We look here at an example, from the Italian mathematician Giuseppe Peano of a real function \(f\) defined on \(\mathbb{R}^2\). \(f\) is having a local minimum at the origin along all lines passing through the origin, however \(f\) does not have a local minimum at the origin as a function of two variables.

The function \(f\) is defined as follows
\[\begin{array}{l|rcl}
f : & \mathbb{R}^2 & \longrightarrow & \mathbb{R} \\
& (x,y) & \longmapsto & f(x,y)=3x^4-4x^2y+y^2 \end{array}\] One can notice that \(f(x, y) = (y-3x^2)(y-x^2)\). In particular, \(f\) is strictly negative on the open set \(U=\{(x,y) \in \mathbb{R}^2 \ : \ x^2 < y < 3x^2\}\), vanishes on the parabolas \(y=x^2\) and \(y=3 x^2\) and is strictly positive elsewhere. Consider a line \(D\) passing through the origin. If \(D\) is different from the coordinate axes, the equation of \(D\) is \(y = \lambda x\) with \(\lambda > 0\). We have \[f(x, \lambda x)= x^2(\lambda-3x)(\lambda -x).\] For \(x \in (-\infty,\frac{\lambda}{3}) \setminus \{0\}\), \(f(x, \lambda x) > 0\) while \(f(0,0)=0\) which proves that \(f\) has a local minimum at the origin along the line \(D \equiv y – \lambda x=0\).
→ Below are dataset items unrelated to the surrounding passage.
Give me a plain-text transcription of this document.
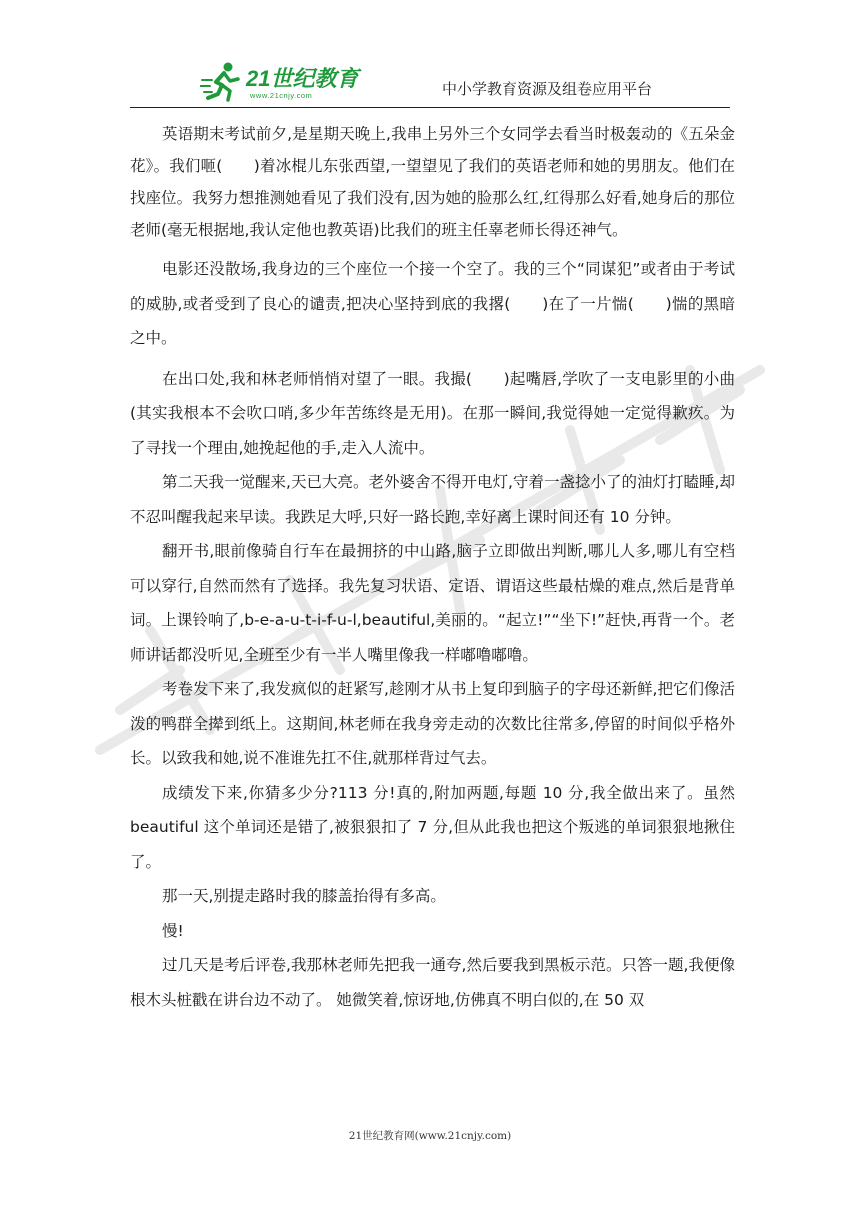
21世纪教育
www.21cnjy.com	中小学教育资源及组卷应用平台

英语期末考试前夕,是星期天晚上,我串上另外三个女同学去看当时极轰动的《五朵金花》。我们咂(　　)着冰棍儿东张西望,一望望见了我们的英语老师和她的男朋友。他们在找座位。我努力想推测她看见了我们没有,因为她的脸那么红,红得那么好看,她身后的那位老师(毫无根据地,我认定他也教英语)比我们的班主任辜老师长得还神气。

电影还没散场,我身边的三个座位一个接一个空了。我的三个“同谋犯”或者由于考试的威胁,或者受到了良心的谴责,把决心坚持到底的我撂(　　)在了一片惴(　　)惴的黑暗之中。

在出口处,我和林老师悄悄对望了一眼。我撮(　　)起嘴唇,学吹了一支电影里的小曲(其实我根本不会吹口哨,多少年苦练终是无用)。在那一瞬间,我觉得她一定觉得歉疚。为了寻找一个理由,她挽起他的手,走入人流中。

第二天我一觉醒来,天已大亮。老外婆舍不得开电灯,守着一盏捻小了的油灯打瞌睡,却不忍叫醒我起来早读。我跌足大呼,只好一路长跑,幸好离上课时间还有 10 分钟。

翻开书,眼前像骑自行车在最拥挤的中山路,脑子立即做出判断,哪儿人多,哪儿有空档可以穿行,自然而然有了选择。我先复习状语、定语、谓语这些最枯燥的难点,然后是背单词。上课铃响了,b-e-a-u-t-i-f-u-l,beautiful,美丽的。“起立!”“坐下!”赶快,再背一个。老师讲话都没听见,全班至少有一半人嘴里像我一样嘟噜嘟噜。

考卷发下来了,我发疯似的赶紧写,趁刚才从书上复印到脑子的字母还新鲜,把它们像活泼的鸭群全撵到纸上。这期间,林老师在我身旁走动的次数比往常多,停留的时间似乎格外长。以致我和她,说不准谁先扛不住,就那样背过气去。

成绩发下来,你猜多少分?113 分!真的,附加两题,每题 10 分,我全做出来了。虽然 beautiful 这个单词还是错了,被狠狠扣了 7 分,但从此我也把这个叛逃的单词狠狠地揪住了。

那一天,别提走路时我的膝盖抬得有多高。

慢!

过几天是考后评卷,我那林老师先把我一通夸,然后要我到黑板示范。只答一题,我便像根木头桩戳在讲台边不动了。 她微笑着,惊讶地,仿佛真不明白似的,在 50 双

21世纪教育网(www.21cnjy.com)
Along the \(x\)-axis, we have \(f(x,0)=3 x^ 4\) which has a minimum at the origin. And finally, \(f\) also has a minimum at the origin along the \(y\)-axis as \(f(0,y)=y^2\).

However, along the parabola \(\mathcal{P} \equiv y = 2 x^2\) we have \(f(x,2 x^2)=-x^4\) which is strictly negative for \(x \neq 0\). As \(\mathcal{P}\) is passing through the origin, \(f\) assumes both positive and negative values in all neighborhood of the origin.

This proves that \(f\) does not have a minimum at \((0,0)\).